Le champagne coulait à flot dans les verres, tout le monde était là.
Sarah derrière la table de maître où Éric pouvait croiser son doux regard, au détour de la nappe blanche nacrée étincelante sous le chandelier Louis XVIe. Quant à Guillaume et Marion ils se pavanaient à travers toute la pièce, saluant les badauds s'étant rassemblés pour crier joyeux anniversaire au grand écrivain, au grand homme, au grand philosophe.

Éric se tenait là, tenant le dossier de sa chaise et profitant du spectacle, tous ses amis, sa famille, son ex-femme le cageot, et même des sympathisants de son parti étaient présents pour lui. Sa fête. Son moment. Son heure.

À travers la fenêtre près de la table de maître on pouvait apercevoir le jardin bien entretenu, les fameux jardins du château qu'il possédait dans l'Indre-et-Loire. La pièce bien éclairée reflétait la richesse de son propriétaire, aussi bien intellectuellement que matérialiste.
Les nombreuses tables de la grande pièce possédaient chacune une petite nappe rouge, ornées d'un drapeau français ainsi que d'un symbole un peu plus mystique, ressemblant aux symboles des temples bouddhiques au Japon évoquant l'amour et la compassion.
Étaient disposés ici et là de nombreuses boissons accessibles à toutes et tous, des petits fours -avec du porc- et des tranches de jambon étaient distribuées aux convives, la pièce était agencé de sorte que seule la table du maître soit proche des magnifiques fenêtres aux bordures dorées.

Sans surprise, de nombreux cadeaux étaient distribués pour fêter les 62 ans du maître, on avait amené autant de victuailles de bonne qualité que de babioles cocasses et gondolantes. Le tout était disposé dans un coin de la pièce sur une table dédiée, là où les invités pouvaient les observer, rire, sourire ou encore déposer un présent.

Il était à présent 19h39 et la plupart des personnes présentes étaient un peu éméchées, le soleil commençait doucement sa danse finale pour laisser place à un crépuscule annonciateur de festivités. Le maître tapa deux fois de suite dans ses mains.

Mes amis ! Je vous invite à finir vos verres ou.. les remplir à nouveau!

Un rire collectif se fit entendre dans la salle.

Nous allons descendre dans les jardins pour continuer cette douce soirée et pour que je vous remercie comme il se doit, allons-y mes compatriotes!
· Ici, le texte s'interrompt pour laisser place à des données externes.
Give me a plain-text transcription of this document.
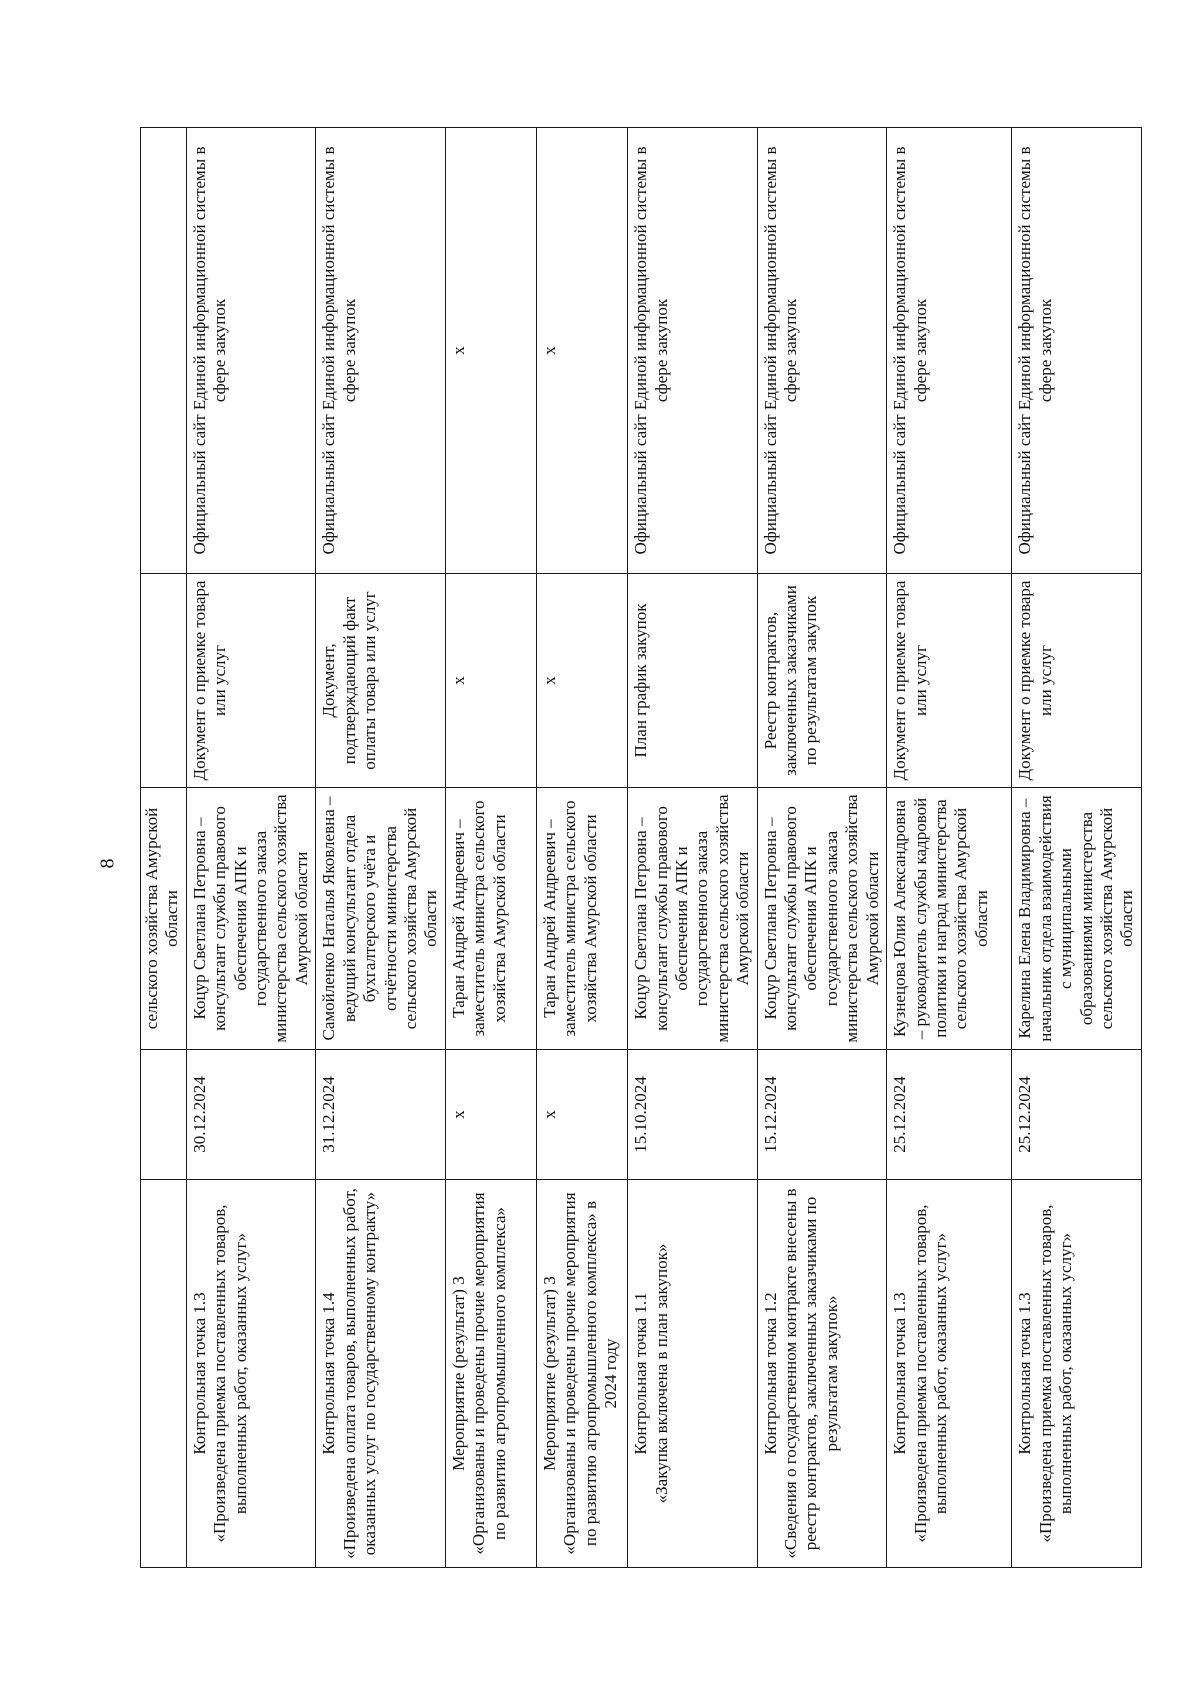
8
		сельского хозяйства Амурской области		

Контрольная точка 1.3 «Произведена приемка поставленных товаров, выполненных работ, оказанных услуг»	30.12.2024	Коцур Светлана Петровна – консультант службы правового обеспечения АПК и государственного заказа министерства сельского хозяйства Амурской области	Документ о приемке товара или услуг	Официальный сайт Единой информационной системы в сфере закупок

Контрольная точка 1.4 «Произведена оплата товаров, выполненных работ, оказанных услуг по государственному контракту»	31.12.2024	Самойленко Наталья Яковлевна – ведущий консультант отдела бухгалтерского учёта и отчётности министерства сельского хозяйства Амурской области	Документ, подтверждающий факт оплаты товара или услуг	Официальный сайт Единой информационной системы в сфере закупок

Мероприятие (результат) 3 «Организованы и проведены прочие мероприятия по развитию агропромышленного комплекса»	x	Таран Андрей Андреевич – заместитель министра сельского хозяйства Амурской области	x	x

Мероприятие (результат) 3 «Организованы и проведены прочие мероприятия по развитию агропромышленного комплекса» в 2024 году	x	Таран Андрей Андреевич – заместитель министра сельского хозяйства Амурской области	x	x

Контрольная точка 1.1 «Закупка включена в план закупок»	15.10.2024	Коцур Светлана Петровна – консультант службы правового обеспечения АПК и государственного заказа министерства сельского хозяйства Амурской области	План график закупок	Официальный сайт Единой информационной системы в сфере закупок

Контрольная точка 1.2 «Сведения о государственном контракте внесены в реестр контрактов, заключенных заказчиками по результатам закупок»	15.12.2024	Коцур Светлана Петровна – консультант службы правового обеспечения АПК и государственного заказа министерства сельского хозяйства Амурской области	Реестр контрактов, заключенных заказчиками по результатам закупок	Официальный сайт Единой информационной системы в сфере закупок

Контрольная точка 1.3 «Произведена приемка поставленных товаров, выполненных работ, оказанных услуг»	25.12.2024	Кузнецова Юлия Александровна – руководитель службы кадровой политики и наград министерства сельского хозяйства Амурской области	Документ о приемке товара или услуг	Официальный сайт Единой информационной системы в сфере закупок

Контрольная точка 1.3 «Произведена приемка поставленных товаров, выполненных работ, оказанных услуг»	25.12.2024	Карелина Елена Владимировна – начальник отдела взаимодействия с муниципальными образованиями министерства сельского хозяйства Амурской области	Документ о приемке товара или услуг	Официальный сайт Единой информационной системы в сфере закупок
Soucieux de faire plaisir aux convives, le maître avait tout prévu : Lumières fastueuses, table d'apéritif, vins de différentes régions, mets exquis etc. La soirée allait s'annoncer pleine de magie pour les chouchous du grand homme. Il jeta un oeil à son amante avant d'enlever la main du dossier de chaise et de boire d'une dernière lapée son verre de champagne.

Sarah remit ses cheveux derrière son oreille et caressa son ventre, abritant la vie d'un petit être déjà aimé par ses deux géniteurs. Elle posa son verre de Wati-Bulles et lui chuchota du bout des lèvres:

Veux-tu prétexter une miction pressante avant d'aller dehors rejoindre les invités ? Ma bouche meurt de te murmurer des délices..

Éric sourit et fit un clin d'oeil à la belle brune, l'alcool avait déjà commencé à monter dans son corps frêle et il n'attendait qu'une seule chose à présent : Que la bouche de la demoiselle ne lui serve pas qu'à chuchoter des belles paroles, mais aussi de faire un joli collier autour de son pinceau. Il attendit que tous les convives quittent la pièce et glissa dans l'oreille de son vice-président Gilbert:

Mon bon ami, je vais m'absenter quelques minutes avant de démarrer les festivités en bas, n'hésite pas à mettre l'orchestre en marche et ne m'attendez pas pour commencer à déguster.

Gilbert, sensiblement éméché lui aussi lui montra son pouce en l'air et ferma la marche derrière les invités.

La jolie brune quant à elle était descendue tout de go après sa maigre discussion avec le maître, sans l'attendre.

Le beau poivre et sel se retourna une dernière fois dans la pièce pour admirer la décoration et descendit aux latrines, le sang lui montant non plus à la tête à cause de l'alcool, mais bien plus bas dans son maigre corps.

Le temps passait bien trop lentement à son avis, et il lui tardait de retrouver sa dulcinée dans un chiottard du château, il se mit même à courir vers la fin du couloir pour arriver plus vite, la braguette déjà baissée.

En arrivant dans les WC, quelle ne fut pas sa surprise quand il entendit un gloussement. Un sourire énorme se déposa sur son visage fripé et il s'avança doucement, tel le prédateur ayant entendu sa proie quand tout à coup son sang se glaça.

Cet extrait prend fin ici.